Isn’t it wonderful to be comfortable in your own skin. I applaud your efforts to make that happen.
Thank you for your kind words and for reading
Blessings for Little and Big GG!
Thank you!!
You are being so good to past you. You both deserve peace and love ❤️. Never too late to reconnect and become more whole. Inspiring!
Thank you for reading and the kind words
Beautifully written GG. I felt it straight from your heart. At 61, I too have begun to heal that little girl. Your strength is such a power of example. I am VERY happy you do what you do – YOU!
Thank you Sheila!!
Thank you for sharing this — that little girl grew up into a person who inspires me with her talents, her enthusiasm, her joy, her outlook on life. I love your idea of writing a letter to your younger self. Another part of the circle is taking time to really see the little girls around us, to listen to them, to acknowlege their worth, to look out for them, to let them be who they are meant to be. Mostly listening and seeing. I am working on this, reminding myself not to rush through encounters…
Yes, I started with my own little girl. I was/am determined that she knows her worth. Thanks for reading and responding.
🧡🧡🧡🧡💯🙏🏼🙏🏼keep going ma’am! Love this, love you, mean it xx
Love you!
This is beautiful, GG! And so important to do for ourselves. As the 5th of 6 children of an alcoholic, I grew up being silly. Being told to grow up; to act my age. My silliness diffused tense situations, but has followed me into adulthood, and isn’t amusing to most adults. But it was my coping mechanism for most of my 55 years.
Keep doing the hard work. I’m still working through it myself.
☮️❤️🧡
Thank you so much for sharing 🙏🏾
Oh, that picture of little you is so cute! I wish I could give her a hug, too.

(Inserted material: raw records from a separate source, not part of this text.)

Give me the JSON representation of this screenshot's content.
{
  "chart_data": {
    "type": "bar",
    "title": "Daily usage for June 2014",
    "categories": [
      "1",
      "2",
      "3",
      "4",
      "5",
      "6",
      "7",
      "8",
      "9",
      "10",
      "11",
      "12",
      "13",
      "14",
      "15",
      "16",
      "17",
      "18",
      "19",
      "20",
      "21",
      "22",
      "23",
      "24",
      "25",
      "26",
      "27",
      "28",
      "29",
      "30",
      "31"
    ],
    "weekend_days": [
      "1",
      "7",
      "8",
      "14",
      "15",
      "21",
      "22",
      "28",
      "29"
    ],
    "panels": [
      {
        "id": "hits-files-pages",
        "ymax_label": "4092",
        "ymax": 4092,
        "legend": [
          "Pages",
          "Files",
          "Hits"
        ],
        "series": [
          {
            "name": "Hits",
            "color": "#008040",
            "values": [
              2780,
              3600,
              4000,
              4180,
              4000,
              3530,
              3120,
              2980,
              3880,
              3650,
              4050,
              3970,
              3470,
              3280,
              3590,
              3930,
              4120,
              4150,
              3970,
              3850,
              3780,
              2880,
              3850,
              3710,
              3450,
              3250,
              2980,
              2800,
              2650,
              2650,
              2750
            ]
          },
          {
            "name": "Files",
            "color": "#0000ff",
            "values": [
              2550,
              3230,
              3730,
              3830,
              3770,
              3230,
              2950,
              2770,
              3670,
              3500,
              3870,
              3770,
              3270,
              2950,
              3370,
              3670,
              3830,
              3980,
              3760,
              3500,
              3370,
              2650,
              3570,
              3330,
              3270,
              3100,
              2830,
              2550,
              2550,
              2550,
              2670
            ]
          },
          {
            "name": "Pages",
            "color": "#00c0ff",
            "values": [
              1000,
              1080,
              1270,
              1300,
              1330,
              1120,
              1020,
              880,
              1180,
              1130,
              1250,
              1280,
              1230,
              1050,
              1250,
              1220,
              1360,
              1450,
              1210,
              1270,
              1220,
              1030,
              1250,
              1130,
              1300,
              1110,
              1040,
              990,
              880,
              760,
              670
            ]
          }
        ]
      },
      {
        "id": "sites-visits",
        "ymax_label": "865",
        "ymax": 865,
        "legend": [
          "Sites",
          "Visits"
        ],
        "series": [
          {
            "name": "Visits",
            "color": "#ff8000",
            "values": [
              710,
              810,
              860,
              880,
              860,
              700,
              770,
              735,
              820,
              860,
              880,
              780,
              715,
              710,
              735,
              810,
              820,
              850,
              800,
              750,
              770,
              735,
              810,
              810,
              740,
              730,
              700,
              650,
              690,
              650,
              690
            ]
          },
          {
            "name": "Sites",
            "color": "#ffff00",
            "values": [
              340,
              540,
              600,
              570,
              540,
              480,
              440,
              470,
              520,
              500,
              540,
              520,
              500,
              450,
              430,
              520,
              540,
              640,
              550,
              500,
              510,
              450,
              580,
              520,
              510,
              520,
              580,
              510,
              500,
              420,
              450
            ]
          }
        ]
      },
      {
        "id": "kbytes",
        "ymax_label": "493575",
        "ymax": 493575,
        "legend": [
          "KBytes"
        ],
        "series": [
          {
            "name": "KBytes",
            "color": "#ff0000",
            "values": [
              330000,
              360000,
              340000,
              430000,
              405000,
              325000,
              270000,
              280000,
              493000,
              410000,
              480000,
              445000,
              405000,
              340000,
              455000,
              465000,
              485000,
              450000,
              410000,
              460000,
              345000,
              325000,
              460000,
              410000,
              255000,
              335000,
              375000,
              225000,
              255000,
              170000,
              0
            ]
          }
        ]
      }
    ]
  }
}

Also, I talk to myself ALL the time, nothing wrong with that!
Lol thank you for reading and responding
Thank you for sharing. It’s so hard to know we are worthy. Good for you for taking care of yourself. Wishing you peace and comfort.
Thank you
🧡🧡
It’s a blessing that we’re able to go back and tell our younger selves the truth: you were beautiful and enough. I have always hated having my picture taken because I cringed when I looked at them. Now, I look at them and see a perfectly lovely, if a little awkward around age 12-13, child and young woman. And, while I may have been socially awkward in groups and school, I had good friends. A much richer, longer lasting blessing than general popularity. And I was creative and curious, even though I was anxious. The skills and talents I began to develop as a child have been the source of much pleasure and creativity and intellectual growth all my life. This probably sounds a little stilted, but I’m still a little self-conscious about being positive about myself. And I’m 65. I am so happy for everyone who learns and knows these things much earlier in their lives. Thank you for sharing yourself with us!
Thank you for reading and responding 🥰
Thanks so much for your post and for sharing these photos!
It’s so true, how did we let others limit us so much?
Really enjoy your blog and Instagram posts. You make a difference!
Keep well
Lisa in Toronto
This is lovely- you are one of my heroes. Bless you!
Thank you!!
Thank you so much for sharing! I will be sitting with my thoughts for quite some time as I consider what I would share with my younger self. I know my first words will be “We made it out!” Thank you for your encouragement. I hope that your younger self feels the safety and joy that awaits and begins to know just how amazing you became/will keep becoming! You are beautiful!